Restoring a normative relationship between the spine and the pelvis during adult deformity correction may play an important role in determining surgical outcomes in these patients independent of sagittal balance.
David J. Moller, Nicholas P. Slimack, Frank L. Acosta Jr., Tyler R. Koski, Richard G. Fessler, and John C. Liu
Recently, the minimally invasive, lateral retroperitoneal, transpsoas approach to the thoracolumbar spinal column has been described by various authors. This is known as the minimally invasive lateral lumbar interbody fusion. The purpose of this study is to elucidate the approach-related morbidity associated with the minimally invasive transpsoas approach to the lumbar spine. To date, there have been only a couple of reports regarding the morbidity of the transpsoas muscle approach.
A nonrandomized, prospective study utilizing a self-reported patient questionnaire was conducted between January 2006 and June 2008 at Northwestern University. Data were collected in 53 patients with a follow-up period ranging from 6 months to 3.5 years. Only 2 patients were lost to follow-up.

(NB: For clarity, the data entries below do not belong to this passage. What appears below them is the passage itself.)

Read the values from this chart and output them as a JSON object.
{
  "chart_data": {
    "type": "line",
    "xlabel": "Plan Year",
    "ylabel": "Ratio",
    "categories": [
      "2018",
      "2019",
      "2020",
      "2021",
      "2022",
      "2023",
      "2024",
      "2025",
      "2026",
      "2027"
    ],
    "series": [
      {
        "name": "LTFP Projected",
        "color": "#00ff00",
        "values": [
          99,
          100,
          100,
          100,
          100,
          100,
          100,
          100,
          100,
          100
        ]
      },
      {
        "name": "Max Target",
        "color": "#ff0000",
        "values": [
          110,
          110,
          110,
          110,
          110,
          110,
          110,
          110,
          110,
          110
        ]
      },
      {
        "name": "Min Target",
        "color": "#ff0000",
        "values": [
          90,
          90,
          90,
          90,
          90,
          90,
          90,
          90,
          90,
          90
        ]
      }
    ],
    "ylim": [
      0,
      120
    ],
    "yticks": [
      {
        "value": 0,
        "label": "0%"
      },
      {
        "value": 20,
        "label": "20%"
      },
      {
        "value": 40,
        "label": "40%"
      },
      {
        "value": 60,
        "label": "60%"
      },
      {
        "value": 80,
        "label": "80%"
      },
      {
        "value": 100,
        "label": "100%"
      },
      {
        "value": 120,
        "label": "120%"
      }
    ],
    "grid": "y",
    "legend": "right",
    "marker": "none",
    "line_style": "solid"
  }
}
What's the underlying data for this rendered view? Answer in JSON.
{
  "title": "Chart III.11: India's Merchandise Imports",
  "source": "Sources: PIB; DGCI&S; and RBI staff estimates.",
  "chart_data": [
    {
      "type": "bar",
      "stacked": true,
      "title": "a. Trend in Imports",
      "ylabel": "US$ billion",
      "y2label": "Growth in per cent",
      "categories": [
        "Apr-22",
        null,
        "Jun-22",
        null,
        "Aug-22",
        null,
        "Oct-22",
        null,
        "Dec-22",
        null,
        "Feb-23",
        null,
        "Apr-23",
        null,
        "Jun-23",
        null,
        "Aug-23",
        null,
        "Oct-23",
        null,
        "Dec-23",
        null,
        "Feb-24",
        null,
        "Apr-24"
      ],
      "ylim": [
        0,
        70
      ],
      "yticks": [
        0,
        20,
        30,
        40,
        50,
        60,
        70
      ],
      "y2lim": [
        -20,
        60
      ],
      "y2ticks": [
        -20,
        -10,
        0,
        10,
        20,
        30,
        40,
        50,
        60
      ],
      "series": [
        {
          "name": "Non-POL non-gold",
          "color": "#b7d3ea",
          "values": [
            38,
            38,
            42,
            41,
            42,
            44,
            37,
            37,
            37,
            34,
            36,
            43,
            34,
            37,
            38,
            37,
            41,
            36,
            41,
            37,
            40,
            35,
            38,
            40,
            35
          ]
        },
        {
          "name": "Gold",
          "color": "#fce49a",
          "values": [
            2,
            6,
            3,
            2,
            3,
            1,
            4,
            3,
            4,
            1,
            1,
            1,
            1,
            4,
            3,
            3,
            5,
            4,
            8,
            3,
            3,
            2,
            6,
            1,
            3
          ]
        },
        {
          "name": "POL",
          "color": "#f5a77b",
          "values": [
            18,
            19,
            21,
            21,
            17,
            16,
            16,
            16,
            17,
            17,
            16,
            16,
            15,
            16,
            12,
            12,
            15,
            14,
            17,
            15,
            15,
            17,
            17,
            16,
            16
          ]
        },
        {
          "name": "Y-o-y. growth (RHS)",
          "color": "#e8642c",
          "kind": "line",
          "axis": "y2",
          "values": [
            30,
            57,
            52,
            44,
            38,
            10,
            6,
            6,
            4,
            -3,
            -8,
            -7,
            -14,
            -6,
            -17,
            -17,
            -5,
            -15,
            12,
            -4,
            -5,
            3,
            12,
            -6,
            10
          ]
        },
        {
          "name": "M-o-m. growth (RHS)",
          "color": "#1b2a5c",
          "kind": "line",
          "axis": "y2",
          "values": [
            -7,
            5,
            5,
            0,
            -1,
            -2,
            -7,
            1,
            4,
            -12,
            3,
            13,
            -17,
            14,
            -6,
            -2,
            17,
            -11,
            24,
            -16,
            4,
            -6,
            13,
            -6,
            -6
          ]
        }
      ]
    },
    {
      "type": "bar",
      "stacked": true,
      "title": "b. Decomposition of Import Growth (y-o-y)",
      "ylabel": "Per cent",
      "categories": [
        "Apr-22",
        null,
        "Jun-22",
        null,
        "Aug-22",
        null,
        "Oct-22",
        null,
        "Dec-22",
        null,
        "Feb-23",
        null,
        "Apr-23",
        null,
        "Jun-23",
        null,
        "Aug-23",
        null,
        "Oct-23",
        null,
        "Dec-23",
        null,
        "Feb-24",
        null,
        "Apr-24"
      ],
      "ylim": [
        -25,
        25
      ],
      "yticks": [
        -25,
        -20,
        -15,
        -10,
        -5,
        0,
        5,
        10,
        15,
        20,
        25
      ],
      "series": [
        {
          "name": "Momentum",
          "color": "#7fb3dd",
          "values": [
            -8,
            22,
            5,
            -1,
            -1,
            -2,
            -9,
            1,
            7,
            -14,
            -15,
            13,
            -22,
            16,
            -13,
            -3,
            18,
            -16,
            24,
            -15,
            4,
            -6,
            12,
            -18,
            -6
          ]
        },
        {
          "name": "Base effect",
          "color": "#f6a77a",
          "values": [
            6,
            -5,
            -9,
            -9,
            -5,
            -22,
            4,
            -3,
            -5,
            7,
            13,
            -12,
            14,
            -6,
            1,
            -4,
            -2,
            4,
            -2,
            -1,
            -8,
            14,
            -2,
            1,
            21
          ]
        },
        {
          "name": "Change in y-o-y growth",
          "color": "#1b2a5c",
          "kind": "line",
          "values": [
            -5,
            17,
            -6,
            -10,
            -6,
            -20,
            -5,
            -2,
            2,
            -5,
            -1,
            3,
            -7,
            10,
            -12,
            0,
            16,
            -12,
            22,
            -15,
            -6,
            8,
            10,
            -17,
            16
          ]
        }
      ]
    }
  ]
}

Thirty-six percent (19 of 53) of patients reported subjective hip flexor weakness, 25% (13 of 53) anterior thigh numbness, and 23% (12 of 53) anterior thigh pain. However, 84% of the 19 patients reported complete resolution of their subjective hip flexor weakness by 6 months, and most experienced improved strength by 8 weeks. Of those reporting anterior thigh numbness and pain, 69% and 75% improved to their baseline function by the 6-month follow-up evaluations, respectively. All patients with self-reported subjective hip flexor weakness underwent examinations during subsequent clinic visits after surgery; however, these examinations did not confirm a motor deficit less than Grade 5. Subset analysis showed that the L3–4 and L4–5 levels were most often affected.
The minimally invasive, transpsoas muscle approach to the lumbar spine has a number of advantages. The data show that a percentage of the patients undergoing the transpsoas approach will have temporary sensory and motor symptoms related to this approach. The majority of the symptoms are thought to be related to psoas muscle inflammation and/or stretch injury to the genitofemoral nerve due to the surgical corridor traversed during the operation. No major injuries to the lumbar plexus were encountered. It is important to educate patients prior to surgery of the possibility of these largely transient symptoms.